VOLUME XVI. Early National Literature, Part II; Later National Literature, Part I.

III. Poets of the Civil War II

§ 11. Songs of the Soldiers

He read the poem the next morning to his students, and at their suggestion sent it to the New Orleans Delta, from which it was copied in nearly every Southern journal. The finding of an appropriate melody for the words was the achievement of the Cary sisters of Baltimore. A glee club, which was in the habit of singing at their home, sang the words to the tune Lauriger Horatius, well known as a college tune that had come from a modification of the German Tannenbaum, O Tannenbaum. A few weeks later, shortly after the battle of Manassas, the two sisters and their brother went through the Southern lines. One night while visiting the headquarters of General Beauregard they were serenaded by a regiment of soldiers from New Orleans, who in turn asked for a song. One of the sisters sang My Maryland; the refrain was speedily caught up and tossed back from hundreds of rebel throats, who shouted, “We will break her chains; she shall be free!” Soon the words which had been read far and wide were being sung in every part of the South—had become indeed a great national song, the Marseillaise of the Confederacy.

The words—too familiar to be quoted—suggest every aspect of the great struggle from the Southern standpoint. They summarize in passionate, concentrated lines the points of view that are scattered here and there throughout all the anthologies of Southern poetry.
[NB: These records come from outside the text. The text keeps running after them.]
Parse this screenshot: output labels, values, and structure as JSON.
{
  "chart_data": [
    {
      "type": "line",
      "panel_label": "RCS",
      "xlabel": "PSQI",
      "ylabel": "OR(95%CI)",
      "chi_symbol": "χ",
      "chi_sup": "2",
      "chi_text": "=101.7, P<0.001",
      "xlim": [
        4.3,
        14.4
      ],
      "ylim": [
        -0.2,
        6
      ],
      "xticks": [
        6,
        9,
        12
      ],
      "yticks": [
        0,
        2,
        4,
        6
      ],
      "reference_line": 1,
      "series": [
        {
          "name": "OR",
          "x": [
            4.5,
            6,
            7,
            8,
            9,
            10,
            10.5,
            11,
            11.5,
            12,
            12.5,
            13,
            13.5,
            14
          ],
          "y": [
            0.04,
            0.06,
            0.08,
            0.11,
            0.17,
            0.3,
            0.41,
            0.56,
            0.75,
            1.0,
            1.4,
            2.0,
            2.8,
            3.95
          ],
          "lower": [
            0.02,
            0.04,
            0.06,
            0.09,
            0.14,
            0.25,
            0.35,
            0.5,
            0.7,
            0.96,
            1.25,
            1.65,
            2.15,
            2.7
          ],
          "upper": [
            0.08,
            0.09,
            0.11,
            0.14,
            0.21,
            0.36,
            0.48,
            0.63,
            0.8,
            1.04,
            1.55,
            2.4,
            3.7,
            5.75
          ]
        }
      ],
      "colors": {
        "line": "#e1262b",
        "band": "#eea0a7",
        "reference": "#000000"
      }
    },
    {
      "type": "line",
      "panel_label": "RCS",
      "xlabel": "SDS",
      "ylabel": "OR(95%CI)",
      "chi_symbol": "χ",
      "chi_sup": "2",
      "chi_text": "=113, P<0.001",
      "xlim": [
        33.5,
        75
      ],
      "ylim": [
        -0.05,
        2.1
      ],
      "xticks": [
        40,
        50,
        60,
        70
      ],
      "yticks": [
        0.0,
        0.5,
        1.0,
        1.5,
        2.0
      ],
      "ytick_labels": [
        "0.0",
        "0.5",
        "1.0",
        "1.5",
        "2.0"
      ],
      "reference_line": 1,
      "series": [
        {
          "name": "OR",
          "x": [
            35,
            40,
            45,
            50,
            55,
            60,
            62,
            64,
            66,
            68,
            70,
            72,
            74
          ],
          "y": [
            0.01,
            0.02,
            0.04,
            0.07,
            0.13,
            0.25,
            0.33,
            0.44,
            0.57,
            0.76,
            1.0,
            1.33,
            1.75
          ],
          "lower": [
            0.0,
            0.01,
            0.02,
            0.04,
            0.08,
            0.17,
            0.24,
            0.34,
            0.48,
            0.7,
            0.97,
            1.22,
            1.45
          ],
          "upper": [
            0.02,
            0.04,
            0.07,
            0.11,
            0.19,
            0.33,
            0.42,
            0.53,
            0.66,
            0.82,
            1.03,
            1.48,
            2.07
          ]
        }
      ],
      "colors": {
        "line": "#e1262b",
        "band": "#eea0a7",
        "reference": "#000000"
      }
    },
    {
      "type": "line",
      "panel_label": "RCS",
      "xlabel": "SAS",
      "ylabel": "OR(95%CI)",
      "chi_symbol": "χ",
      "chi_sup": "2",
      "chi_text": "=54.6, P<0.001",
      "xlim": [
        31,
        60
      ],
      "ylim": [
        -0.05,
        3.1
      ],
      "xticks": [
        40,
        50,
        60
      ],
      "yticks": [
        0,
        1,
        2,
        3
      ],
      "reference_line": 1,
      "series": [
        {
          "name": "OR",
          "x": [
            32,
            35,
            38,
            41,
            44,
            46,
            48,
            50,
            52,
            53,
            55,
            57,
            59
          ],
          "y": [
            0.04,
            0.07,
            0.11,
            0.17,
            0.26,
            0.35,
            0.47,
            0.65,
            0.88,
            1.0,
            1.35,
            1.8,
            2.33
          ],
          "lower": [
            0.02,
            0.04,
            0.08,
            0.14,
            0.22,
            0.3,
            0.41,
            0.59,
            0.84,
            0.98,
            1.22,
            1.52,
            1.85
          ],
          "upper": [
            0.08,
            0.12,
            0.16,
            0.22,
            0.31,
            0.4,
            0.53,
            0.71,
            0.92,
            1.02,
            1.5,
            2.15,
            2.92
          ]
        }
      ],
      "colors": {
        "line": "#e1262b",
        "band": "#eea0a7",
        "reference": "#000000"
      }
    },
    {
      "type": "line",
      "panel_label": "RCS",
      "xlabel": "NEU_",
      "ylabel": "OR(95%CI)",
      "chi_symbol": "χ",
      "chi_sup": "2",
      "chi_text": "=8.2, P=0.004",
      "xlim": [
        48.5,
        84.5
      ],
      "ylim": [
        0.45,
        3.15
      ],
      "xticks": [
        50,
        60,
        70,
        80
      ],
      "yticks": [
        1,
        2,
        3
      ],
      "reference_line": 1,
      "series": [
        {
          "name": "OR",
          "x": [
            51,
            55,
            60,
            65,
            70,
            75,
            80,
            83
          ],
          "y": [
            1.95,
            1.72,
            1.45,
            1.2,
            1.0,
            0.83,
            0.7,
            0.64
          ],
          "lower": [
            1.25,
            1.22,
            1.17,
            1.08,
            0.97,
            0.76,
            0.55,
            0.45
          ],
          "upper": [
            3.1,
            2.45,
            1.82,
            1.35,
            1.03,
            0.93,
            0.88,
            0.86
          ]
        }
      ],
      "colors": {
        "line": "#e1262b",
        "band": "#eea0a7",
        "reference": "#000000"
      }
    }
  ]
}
The feeling of an exiled son at the invasion of his home, the crushing of liberty under the despot’s heel, the peerless chivalry of Maryland’s former heroes of history and tradition, his love for the state as a mother, the appeal for a sister state’s aid to Virginia, and, on the other hand, the fierce indignation at the “vandal,” the “despot,” the “Northern scum”—all these are suggestive of the passion of a people giving themselves entirely to the great struggle.